Echando una ojeada a lo que está ocurriendo con el mercado de acciones en nuestro país, vemos que más de 80 valores (de los poco más de cien) de la Bolsa española han subido desde principio de año. Es más, en el caso de 40 de ellos, el incremento del precio ha sido superior al 25%. Y todavía hay compañías que cuentan con lo que los analistas denominan “potencial alcista”. Bien es cierto que el último mes (Octubre) ha representado un pequeño retroceso, pero el conjunto del ejercicio 2009 señala un recorrido francamente positivo. Todo esto se enmarca en un entorno económico y financiero que plantea aún un elevado nivel de dudas y problemas aún no resueltos. Sin embargo, ya es sabido que la Bolsa impone su propio recorrido, que anticipa con frecuencia los acontecimientos. Es decir, cuando adquirimos acciones estamos comprando futuro o confianza en el futuro. A cada uno corresponde medir el espacio temporal de esa decisión. Y, de verdad, no es ésta una cuestión menor, ya que la decisión del momento de la venta (la desinversión) suele ser crucial en la consecución del resultado económico final.

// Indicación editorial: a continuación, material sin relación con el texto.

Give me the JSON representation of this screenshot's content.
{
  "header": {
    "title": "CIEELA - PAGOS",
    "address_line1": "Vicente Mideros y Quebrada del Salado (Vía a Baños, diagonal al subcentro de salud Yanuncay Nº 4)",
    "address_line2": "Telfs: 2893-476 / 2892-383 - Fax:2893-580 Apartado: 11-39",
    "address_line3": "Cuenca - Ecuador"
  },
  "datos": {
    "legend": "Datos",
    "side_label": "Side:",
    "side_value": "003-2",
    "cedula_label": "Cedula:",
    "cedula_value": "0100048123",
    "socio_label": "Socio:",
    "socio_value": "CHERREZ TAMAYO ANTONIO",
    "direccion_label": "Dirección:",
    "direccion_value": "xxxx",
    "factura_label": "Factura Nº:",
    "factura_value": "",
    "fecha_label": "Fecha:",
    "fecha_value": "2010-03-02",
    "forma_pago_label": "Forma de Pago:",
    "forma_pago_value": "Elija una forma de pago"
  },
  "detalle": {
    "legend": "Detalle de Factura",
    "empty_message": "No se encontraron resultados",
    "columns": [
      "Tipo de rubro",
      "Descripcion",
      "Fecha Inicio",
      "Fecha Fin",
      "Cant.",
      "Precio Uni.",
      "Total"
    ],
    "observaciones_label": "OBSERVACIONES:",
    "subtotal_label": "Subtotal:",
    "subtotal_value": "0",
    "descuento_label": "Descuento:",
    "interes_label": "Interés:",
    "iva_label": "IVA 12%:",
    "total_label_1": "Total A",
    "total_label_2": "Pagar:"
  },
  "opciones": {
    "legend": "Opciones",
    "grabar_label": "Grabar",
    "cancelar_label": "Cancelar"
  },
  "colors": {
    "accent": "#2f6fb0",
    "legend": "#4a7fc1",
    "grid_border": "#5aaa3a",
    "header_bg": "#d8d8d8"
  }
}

Y, mientras tanto, sólo cabe aprovecharse de la situación. Es decir, siempre es conveniente seguir al mercado y no llevarle la contraria, aunque a veces resulte difícil explicar sus movimientos. Como siempre, recomendamos diversificación, prudencia (incluso a quienes no tengan aversión al riesgo) y determinar con precisión la duración de las inversiones que se realicen.